= Richard Willis (publicist and agent) =

1913
publicity photo from Moving Picture World.

Richard Willis (October 15, 1876 - April 8, 1945)
was a publicist, agent, general manager, screenwriter, scenario editor, actor and poet.
By 1912 he was scenario editor for the Nestor Motion Picture Company in Los Angeles. When Nestor merged into Universal, Willis became scenario editor for Universal. He left Universal in 1913 and joined with W. A. (Gus) Inglis to found Willis & Inglis, an agency offering publicity, representation, management and bookings within the motion picture industry.
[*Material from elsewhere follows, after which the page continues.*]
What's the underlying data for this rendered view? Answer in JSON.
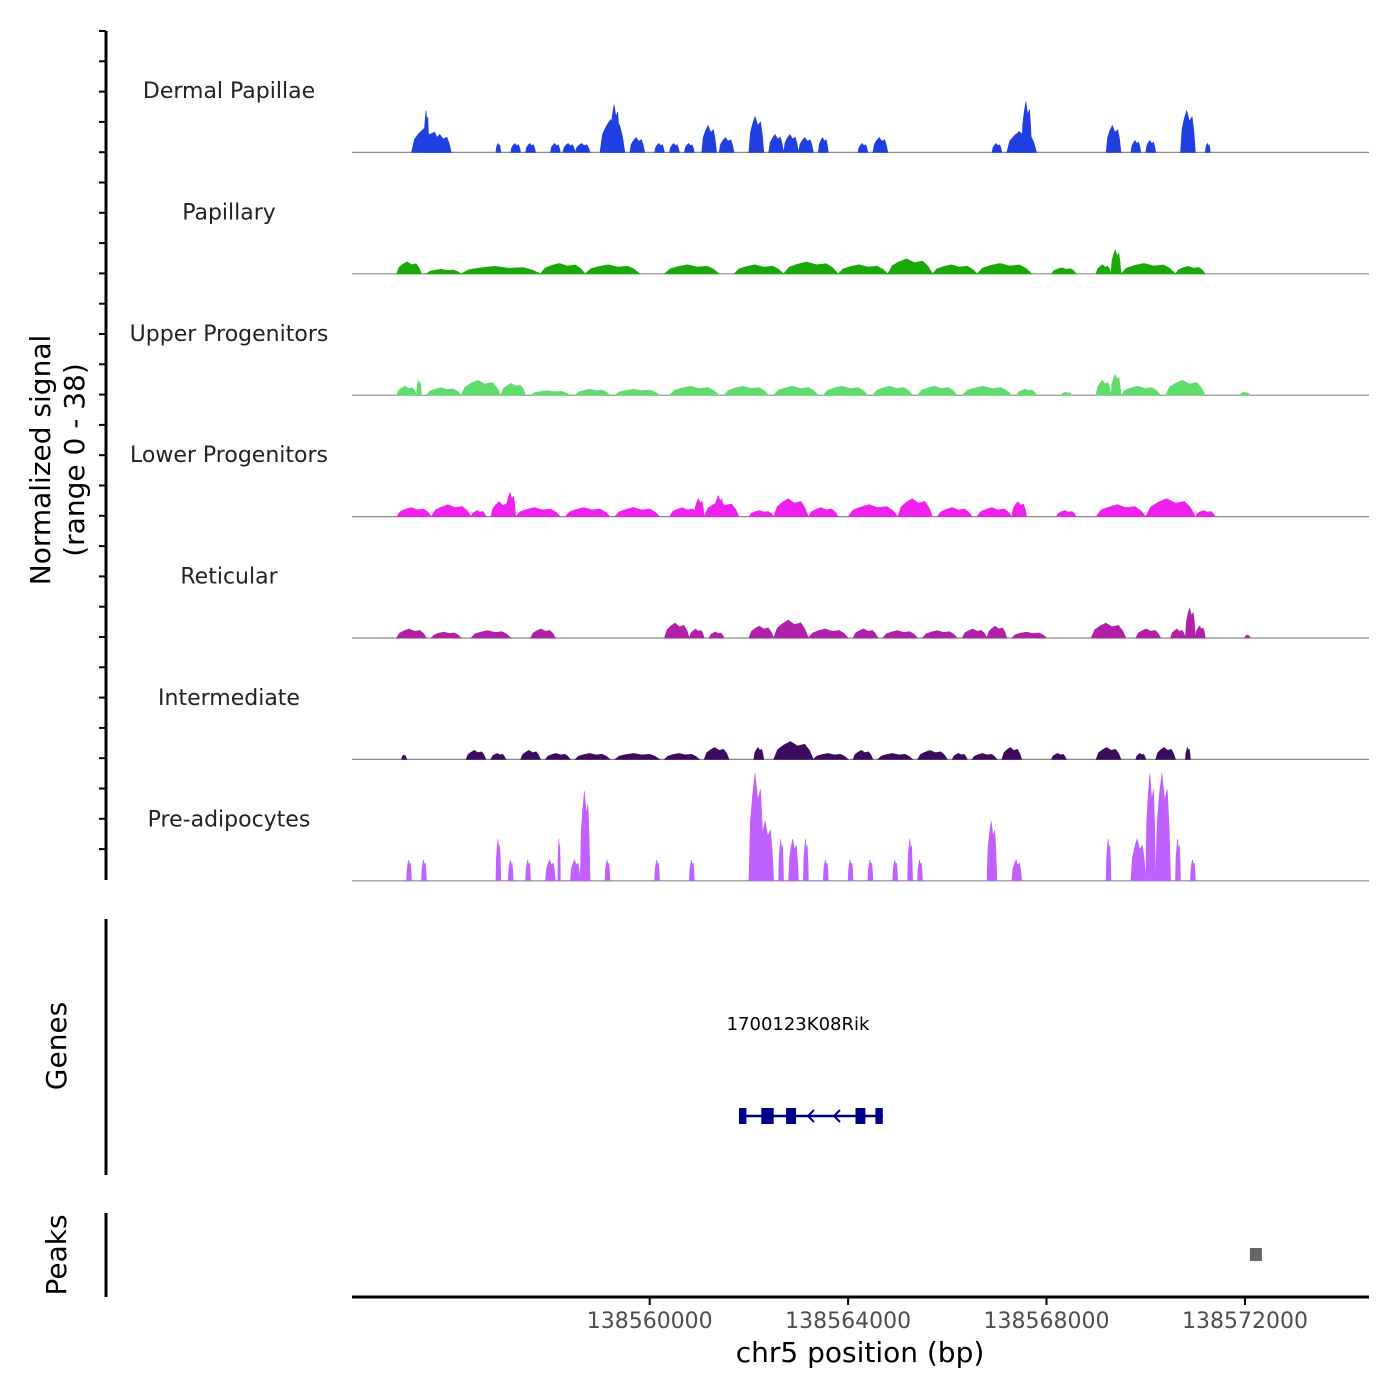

Willis & Inglis later claimed they were "the first to do personal publicity for the photoplayers in the west" and "the first agency on the west coast to become established as an institution negotiating business between producers and artists." Among the many screen artists represented by Willis & Inglis were actors Mary Pickford, John Gilbert, Charles Ray, Norma Talmadge, Lon Chaney Sr., and directors D. W. Griffith, Henry King, Frank Borzage, and William Desmond Taylor. During 1914-1917 Richard Willis wrote columns and articles published in the New York Clipper, Photoplay, Movie Pictorial, Motion Picture Magazine, and other publications, sometimes writing under the name Dick Willis, Dick Melbourne, or Wil. In 1917, Willis & Inglis bought the old Kalem Studio at 1425 Fleming St., Los Angeles, and produced several Fay Tincher comedies for World Film Company, then leased the studio to producer Jesse D. Hampton. In 1920 the studio was taken over by Charles Ray Productions, with Richard Willis as Vice-President and General Manager. Willis also served as treasurer of the Photoplay Authors League and the Screen Writers Guild. He died in Los Angeles on April 8, 1945.